I just for some reason watched a movie I'd never heard of which was called Red Planet and starred Val Kilmer. I was setting myself up for defeat, clearly, but in a way I've triumphed: I'm pretty sure I found the worst movie in the world.
I've seen some terrible movies, some TERRIBLE movies. And I've learned that terrible movies are not unique: the budgetless, the sophomoric, the poorly dubbed, the ill-conceived, the plotless, the paceless, the ludicrously ambitious, the poorly researched, the explodey... every familiar sin of filmmaking provides its own morbid moments of entertainment. Even medium-large summer movies for which Sarah Michelle Gellar might have auditioned serve a valuable purpose, because they remind us of the power of suffering.
But this movie, this movie was special. As far as I can tell, somebody wrote a parody of big-budget Hollywood astronaut movies in the year 2000, and somebody else directed it, very faithfully, as a serious drama. They cast people like Tom Sizemore and Carrie-Ann Moss, people who exude gravitas, so as to get the most out of naked shower scenes and eaten-by-the-bugs-from-The Mummy deaths. And they concluded the film with a scene in which a man is hurtled through the atmosphere of a planet at rocket speed with nothing shielding him but a pressure suit; he dies, and floats for a while in the vacuum of space, before somebody arrives to restart his heart by punching him arrhythmically a few times in the chest (romantic quip and Big Kiss immediately follow). Famous cinematographic moments were lifted directly from Alien, Planet of the Apes, and 2001; and, for those who want to know what they're getting into, the entire plot is laid out in voiceover during the opening credits. Oh, and there's a military robot adapted for civilian purposes who runs amok.

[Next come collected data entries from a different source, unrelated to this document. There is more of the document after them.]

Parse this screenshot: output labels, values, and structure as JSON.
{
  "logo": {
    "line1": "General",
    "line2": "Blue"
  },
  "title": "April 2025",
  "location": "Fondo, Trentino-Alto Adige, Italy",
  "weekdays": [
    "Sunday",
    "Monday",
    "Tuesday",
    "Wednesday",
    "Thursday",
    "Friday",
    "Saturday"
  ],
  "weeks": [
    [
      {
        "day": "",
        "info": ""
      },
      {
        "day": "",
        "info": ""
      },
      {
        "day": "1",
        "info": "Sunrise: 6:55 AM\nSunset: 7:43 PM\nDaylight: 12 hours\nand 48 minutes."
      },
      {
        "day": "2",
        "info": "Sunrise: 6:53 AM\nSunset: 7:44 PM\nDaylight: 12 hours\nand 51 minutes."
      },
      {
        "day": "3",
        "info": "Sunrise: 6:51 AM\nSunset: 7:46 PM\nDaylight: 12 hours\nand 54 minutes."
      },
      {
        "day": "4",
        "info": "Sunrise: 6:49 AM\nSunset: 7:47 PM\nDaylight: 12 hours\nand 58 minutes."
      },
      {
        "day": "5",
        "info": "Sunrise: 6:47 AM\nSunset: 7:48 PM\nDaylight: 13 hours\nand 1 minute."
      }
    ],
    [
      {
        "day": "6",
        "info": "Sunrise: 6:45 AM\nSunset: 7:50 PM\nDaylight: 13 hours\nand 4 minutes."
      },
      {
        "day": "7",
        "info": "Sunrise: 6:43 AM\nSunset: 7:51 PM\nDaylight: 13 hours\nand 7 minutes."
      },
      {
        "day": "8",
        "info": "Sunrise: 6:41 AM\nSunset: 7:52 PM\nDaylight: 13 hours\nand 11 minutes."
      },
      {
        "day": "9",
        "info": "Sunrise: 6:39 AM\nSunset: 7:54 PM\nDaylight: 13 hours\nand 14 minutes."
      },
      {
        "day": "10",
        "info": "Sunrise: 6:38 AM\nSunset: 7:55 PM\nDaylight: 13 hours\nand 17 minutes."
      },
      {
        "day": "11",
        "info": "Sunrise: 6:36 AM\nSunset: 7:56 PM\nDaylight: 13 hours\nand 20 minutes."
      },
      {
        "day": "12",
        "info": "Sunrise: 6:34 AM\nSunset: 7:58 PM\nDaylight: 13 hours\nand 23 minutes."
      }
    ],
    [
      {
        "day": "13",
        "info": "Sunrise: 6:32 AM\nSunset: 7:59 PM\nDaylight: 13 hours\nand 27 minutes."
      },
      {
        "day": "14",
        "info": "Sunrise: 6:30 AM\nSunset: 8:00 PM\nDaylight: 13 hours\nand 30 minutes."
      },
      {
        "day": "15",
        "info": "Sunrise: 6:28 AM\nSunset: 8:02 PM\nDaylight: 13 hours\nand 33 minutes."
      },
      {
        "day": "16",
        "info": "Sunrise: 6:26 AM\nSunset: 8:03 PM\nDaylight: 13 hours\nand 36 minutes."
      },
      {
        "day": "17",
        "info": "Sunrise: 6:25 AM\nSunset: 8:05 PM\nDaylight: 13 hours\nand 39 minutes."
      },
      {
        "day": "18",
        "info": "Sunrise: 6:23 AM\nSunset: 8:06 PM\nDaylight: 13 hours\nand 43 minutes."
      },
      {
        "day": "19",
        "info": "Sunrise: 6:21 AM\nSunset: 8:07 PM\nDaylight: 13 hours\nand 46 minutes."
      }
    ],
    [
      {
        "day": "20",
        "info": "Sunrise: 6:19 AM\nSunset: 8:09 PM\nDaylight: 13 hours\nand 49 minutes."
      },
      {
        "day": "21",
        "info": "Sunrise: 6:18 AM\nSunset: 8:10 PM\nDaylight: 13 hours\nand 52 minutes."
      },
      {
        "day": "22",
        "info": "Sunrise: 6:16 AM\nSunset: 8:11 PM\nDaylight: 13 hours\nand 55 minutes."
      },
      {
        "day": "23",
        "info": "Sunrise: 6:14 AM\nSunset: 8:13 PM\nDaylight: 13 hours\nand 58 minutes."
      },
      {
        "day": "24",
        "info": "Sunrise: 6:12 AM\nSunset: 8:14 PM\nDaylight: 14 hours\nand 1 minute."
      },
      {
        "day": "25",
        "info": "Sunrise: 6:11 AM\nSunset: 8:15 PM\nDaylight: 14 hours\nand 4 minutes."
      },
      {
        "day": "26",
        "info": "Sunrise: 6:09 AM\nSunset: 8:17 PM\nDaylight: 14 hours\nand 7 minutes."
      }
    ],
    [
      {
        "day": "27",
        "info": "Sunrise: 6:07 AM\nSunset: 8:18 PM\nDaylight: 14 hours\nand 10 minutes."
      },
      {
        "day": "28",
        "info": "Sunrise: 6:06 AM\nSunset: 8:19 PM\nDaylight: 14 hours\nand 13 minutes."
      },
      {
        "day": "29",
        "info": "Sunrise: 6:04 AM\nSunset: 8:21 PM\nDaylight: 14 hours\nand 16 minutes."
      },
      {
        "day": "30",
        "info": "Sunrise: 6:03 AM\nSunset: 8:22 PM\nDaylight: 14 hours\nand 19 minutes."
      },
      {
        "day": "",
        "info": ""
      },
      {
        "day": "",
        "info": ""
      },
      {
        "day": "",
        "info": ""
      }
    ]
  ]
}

If you're thinking this sounds like other Outer Space movies you've seen, then let me convey how INCREDIBLY BORING the whole thing is. The core of the boringness is the completely predictable plot, but the BRILLIANCE of the boringness is the constant possibility of a plot twist, which the movie steadfastly refuses to deliver. John Cosmonaut displayed an ominous character flaw! Oh, never mind, he just got killed. Billy Spaceman said something kind of creepy... but that'll never be mentioned again, and shouldn't reflect poorly on his character. The movie ended two hours ago, and I still feel nauseous from impatience. But wait, the Red Planet touch of genius: every time someone must be left behind (it happens three times), the scene goes like this:
"You have to leave me behind."
"I can't do that."
"You have to."
[Nods wisely, walks away.]
Now, because whenever I watch a movie I have to read 17 reviews of it, I fled to imdb. Which confirmed, once and for all, that imdb is useless as a source of opinions worth typing.